Background: Although breast cancer is the second most common cancer among Vietnamese-American women, previous research has shown that they are less likely to have ever had, and to be more often overdue for, clinical breast examinations (CBE) and mammograms than women in the general population.
Methods: Over a 2.5-year period, the following intervention activities were targeted at both Vietnamese women and physicians in Alameda County, California: neighborhood-based educational activities; dissemination of health education materials; a media campaign; and continuing medical education seminars for physicians. Women in Los Angeles and Orange Counties served as controls. Preintervention telephone interviews were conducted with 384 randomly selected Vietnamese women in the intervention community and 404 women in the control community in 1996, and post-test intervention interviews were conducted with 405 and 402 women, respectively, in 1998.

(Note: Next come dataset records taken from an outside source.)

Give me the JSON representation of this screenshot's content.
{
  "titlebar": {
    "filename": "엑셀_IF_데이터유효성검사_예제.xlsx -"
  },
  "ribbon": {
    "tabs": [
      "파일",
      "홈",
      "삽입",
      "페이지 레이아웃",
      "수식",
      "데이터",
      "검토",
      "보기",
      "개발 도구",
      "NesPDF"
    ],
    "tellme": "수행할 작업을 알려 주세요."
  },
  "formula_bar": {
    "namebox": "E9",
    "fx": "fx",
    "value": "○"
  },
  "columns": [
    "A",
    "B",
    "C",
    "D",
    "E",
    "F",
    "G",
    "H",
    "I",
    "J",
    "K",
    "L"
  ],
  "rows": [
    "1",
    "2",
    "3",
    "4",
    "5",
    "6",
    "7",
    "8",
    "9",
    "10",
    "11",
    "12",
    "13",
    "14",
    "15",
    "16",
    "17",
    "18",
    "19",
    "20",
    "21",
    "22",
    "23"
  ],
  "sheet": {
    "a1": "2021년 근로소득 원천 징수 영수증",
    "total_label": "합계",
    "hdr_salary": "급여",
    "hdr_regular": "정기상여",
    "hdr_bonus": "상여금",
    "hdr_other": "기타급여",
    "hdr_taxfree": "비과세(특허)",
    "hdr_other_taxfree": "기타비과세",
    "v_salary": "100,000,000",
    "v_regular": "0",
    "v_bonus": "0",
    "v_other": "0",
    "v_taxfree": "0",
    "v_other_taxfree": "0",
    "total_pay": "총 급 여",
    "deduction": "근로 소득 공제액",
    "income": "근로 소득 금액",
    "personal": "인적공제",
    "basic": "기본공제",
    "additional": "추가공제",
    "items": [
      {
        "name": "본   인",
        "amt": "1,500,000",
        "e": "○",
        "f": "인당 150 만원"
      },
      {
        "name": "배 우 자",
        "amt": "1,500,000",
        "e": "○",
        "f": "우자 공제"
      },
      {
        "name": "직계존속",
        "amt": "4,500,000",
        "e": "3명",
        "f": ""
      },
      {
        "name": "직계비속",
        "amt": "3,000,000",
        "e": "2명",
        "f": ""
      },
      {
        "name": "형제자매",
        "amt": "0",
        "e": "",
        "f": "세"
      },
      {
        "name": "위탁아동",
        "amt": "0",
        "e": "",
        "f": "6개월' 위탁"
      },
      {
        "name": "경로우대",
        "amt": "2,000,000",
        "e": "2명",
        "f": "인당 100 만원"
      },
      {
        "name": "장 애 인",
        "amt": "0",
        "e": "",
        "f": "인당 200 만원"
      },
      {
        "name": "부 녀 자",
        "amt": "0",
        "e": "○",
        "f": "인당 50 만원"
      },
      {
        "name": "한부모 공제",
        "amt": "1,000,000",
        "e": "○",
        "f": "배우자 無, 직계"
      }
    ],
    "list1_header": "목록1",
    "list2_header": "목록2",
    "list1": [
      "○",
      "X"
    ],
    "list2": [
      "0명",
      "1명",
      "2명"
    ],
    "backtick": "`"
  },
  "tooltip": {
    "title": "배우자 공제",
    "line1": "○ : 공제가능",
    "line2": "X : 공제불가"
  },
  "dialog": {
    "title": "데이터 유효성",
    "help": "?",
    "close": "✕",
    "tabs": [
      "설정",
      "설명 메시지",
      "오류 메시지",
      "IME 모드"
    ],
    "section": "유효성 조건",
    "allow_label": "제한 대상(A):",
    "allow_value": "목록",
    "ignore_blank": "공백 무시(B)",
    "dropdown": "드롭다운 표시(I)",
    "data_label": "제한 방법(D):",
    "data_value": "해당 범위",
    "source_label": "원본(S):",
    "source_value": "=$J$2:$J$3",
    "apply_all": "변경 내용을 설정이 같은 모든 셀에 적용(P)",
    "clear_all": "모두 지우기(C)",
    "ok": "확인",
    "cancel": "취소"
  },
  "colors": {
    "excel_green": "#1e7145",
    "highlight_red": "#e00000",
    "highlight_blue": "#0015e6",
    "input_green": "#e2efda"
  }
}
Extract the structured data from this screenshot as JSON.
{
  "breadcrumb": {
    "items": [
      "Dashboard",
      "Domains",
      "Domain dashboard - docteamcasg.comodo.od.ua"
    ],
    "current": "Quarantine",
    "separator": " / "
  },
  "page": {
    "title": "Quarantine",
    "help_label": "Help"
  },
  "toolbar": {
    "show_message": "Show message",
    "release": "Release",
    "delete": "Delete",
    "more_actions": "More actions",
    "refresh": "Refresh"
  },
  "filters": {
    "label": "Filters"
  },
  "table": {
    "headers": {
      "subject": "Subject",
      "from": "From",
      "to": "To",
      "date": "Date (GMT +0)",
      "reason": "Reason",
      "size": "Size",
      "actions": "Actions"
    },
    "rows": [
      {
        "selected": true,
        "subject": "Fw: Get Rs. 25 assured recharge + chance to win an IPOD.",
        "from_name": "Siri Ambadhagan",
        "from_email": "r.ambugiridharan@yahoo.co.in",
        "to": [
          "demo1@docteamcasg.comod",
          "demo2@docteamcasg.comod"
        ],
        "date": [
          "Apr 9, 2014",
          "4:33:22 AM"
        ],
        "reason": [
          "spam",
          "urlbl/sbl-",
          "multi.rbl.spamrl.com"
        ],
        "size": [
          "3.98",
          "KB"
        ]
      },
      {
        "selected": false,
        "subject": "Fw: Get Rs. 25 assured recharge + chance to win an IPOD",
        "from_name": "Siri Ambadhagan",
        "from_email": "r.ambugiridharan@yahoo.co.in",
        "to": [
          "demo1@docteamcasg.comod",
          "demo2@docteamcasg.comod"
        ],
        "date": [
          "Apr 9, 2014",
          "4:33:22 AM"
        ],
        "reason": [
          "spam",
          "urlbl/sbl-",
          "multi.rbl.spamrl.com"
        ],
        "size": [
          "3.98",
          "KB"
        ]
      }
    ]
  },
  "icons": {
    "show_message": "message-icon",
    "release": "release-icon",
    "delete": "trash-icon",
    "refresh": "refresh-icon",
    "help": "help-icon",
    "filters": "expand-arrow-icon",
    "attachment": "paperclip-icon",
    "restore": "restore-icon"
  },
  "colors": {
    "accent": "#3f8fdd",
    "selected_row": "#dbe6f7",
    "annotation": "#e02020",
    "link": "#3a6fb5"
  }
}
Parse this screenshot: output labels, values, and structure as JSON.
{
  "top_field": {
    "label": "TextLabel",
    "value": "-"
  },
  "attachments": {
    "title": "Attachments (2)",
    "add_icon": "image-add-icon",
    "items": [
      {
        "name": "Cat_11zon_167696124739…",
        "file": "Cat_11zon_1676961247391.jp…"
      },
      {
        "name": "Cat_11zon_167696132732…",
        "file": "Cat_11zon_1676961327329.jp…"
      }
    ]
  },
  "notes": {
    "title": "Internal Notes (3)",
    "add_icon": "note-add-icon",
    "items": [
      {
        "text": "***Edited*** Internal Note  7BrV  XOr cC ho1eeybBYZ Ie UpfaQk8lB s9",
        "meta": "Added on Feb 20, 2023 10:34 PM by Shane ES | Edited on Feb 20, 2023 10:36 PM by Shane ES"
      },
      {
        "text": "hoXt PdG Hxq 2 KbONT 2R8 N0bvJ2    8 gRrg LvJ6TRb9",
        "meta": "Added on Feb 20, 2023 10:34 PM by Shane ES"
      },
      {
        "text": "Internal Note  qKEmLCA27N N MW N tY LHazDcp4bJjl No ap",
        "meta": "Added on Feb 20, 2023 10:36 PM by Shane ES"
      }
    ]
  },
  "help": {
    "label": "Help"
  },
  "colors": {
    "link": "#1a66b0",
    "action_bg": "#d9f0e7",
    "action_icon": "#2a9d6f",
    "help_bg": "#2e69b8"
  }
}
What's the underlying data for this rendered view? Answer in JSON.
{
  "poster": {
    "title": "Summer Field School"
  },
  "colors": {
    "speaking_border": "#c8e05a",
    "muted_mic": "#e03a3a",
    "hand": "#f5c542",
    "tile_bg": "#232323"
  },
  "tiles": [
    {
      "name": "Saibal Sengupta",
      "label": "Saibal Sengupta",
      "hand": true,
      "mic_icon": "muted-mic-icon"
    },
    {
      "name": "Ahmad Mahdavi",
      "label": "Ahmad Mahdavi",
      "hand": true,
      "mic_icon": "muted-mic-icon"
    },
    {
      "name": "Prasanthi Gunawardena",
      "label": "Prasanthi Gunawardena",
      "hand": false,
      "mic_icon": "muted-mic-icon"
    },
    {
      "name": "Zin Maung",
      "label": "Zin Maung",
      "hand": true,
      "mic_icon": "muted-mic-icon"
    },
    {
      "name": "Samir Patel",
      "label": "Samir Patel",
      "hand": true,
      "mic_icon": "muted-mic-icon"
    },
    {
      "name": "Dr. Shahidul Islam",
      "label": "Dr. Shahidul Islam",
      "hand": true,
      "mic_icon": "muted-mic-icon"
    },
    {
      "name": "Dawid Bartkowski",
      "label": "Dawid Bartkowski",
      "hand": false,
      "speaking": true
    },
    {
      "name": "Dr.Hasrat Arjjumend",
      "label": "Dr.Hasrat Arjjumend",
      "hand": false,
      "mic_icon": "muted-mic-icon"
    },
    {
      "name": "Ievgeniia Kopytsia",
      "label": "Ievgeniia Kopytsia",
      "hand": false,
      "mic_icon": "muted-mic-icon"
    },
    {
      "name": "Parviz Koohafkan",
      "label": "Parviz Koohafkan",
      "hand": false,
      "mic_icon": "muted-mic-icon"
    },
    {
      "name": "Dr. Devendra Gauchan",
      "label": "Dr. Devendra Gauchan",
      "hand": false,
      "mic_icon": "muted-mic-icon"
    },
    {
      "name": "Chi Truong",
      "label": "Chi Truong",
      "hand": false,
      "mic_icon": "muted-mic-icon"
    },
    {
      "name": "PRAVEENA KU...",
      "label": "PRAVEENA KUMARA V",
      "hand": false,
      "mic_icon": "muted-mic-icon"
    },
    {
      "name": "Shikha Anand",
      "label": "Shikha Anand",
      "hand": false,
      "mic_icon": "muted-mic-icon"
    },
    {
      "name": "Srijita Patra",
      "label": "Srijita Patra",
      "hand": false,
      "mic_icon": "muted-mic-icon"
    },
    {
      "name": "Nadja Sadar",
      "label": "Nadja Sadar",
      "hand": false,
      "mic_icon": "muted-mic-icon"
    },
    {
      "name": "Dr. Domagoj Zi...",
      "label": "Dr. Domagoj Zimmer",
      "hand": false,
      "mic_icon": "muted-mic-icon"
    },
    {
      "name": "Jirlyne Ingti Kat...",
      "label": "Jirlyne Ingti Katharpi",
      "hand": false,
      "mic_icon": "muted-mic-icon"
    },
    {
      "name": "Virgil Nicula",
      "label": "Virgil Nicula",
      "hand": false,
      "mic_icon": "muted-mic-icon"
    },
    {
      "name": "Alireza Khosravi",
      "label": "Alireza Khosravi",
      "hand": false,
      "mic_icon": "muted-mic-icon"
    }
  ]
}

Results: Multiple logistic regression analyses of postintervention surveys showed the intervention community women at posttest were no more likely to recognize, receive, plan, or be up-to-date for CBE or mammograms than women in the control community. However, women who reported greater exposure to the various intervention elements were significantly more likely to have heard of, have had, and to plan CBE and mammograms than women with less exposure.
Conclusions: Although the effect on the women in the intervention group was not significant, the intervention did have a modest positive impact on women who had more exposure to it.